Though we live in an age of ever increasing globalisation, we also live in one of ever greater localisation.

In 1946, at its foundation, the UN had 55 members, by 1960 it had 99, and today it has 193.  We can see the same thing writ small in the UK, which has become a hugely less centralised state over the last generation, just as it has also become a more globally connected one. Twenty-five years ago all of British politics was centred in Westminster, with people calling for home rule for Scotland and Wales only just emerging from the fringes of political argument.  Now a significant number of Britain’s premier league politicians – Alex Salmond, Ken Livingstone and Boris Johnson – aren’t even members of the British Parliament.

Here’s a puzzle though.  Why don’t calls for devolution feature more largely in the current contest for London’s mayor? Of course London is very firmly part of England – the parallel with Scotland or Wales, let alone Ireland, is far from exact.  But there are at least three good reasons why you would think the mayoral candidates would be appealing for more powers for the mayor.  First, the argument that London needs more power to govern itself is a strong one.  Despite the creation of the mayor and subsequent moves to devolve further power from central government to the mayor and London boroughs, there is further to go. A quick look at say New York’s Mayor Bloomberg, shows that he has powers in areas like education, taxation, the criminal justice system and welfare services, of which that Mayor of London can only dream.   

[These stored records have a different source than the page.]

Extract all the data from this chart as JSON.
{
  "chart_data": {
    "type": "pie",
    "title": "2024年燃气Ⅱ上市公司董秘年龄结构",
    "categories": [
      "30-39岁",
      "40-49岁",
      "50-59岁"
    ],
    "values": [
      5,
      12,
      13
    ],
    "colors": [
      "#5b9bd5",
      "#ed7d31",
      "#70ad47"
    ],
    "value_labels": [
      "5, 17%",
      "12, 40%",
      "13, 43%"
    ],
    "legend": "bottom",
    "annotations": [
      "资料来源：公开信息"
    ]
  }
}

Second, the example of Wales, and in particular Scotland suggests that there is real electoral mileage in campaigning on a devolutionary ticket. Remember too that Livingstone, at least, has in the past won public support and electoral victory by standing up for London against the government of the day, first against the Thatcher government of the 1980s and then against the New Labour machine in 2000 – though his support for nationalist movements in Ireland, Palestine and elsewhere have not always served him so well.

Third, this might be expected to be the election where devolution would become especially salient.  With London voters feeling the squeeze, you might expect the mayoral candidates to campaigning on the need to win more power to fix the city’s problems.  

Yet while both two main candidates have called for further devolution in one respect or another, neither seems, at least so far, has made it a central plank of their campaign.  One of Ken’s manifesto writers recently explained the Ken’s team’s thinking to me: ‘Everyone knows that Ken is always going to fight for London’s interests’.   To which the obvious response is, well that is every reason to campaign on the issue. 

A Boris spokesman makes a slightly different point.  ‘The public’, he argues, ‘are turned off by constitutional politics.  If you look at Alex Salmond, he in fact spends a huge amount of time campaigning on bread and butter issues – things like raising the price of cheap drink.  He is not associated just with independence”.  Well yes – but he campaigns very successfully on home rule as well.  The trick seems to lie in making links between devolution and bread and butter issues.   

A better argument might be that Londoners don’t care about or want further devolution.  A recent poll points in this direction.  Forty per cent of Londoners are content with the powers that the Mayor and London Assembly have, and only 20 per cent think they should have more.   But public opinion is in part shaped by politicians – this has certainly been true in Scotland.  I suspect arguments that London needs more power to tackle the great – and distinct – problems it faced would fall on fertile ground.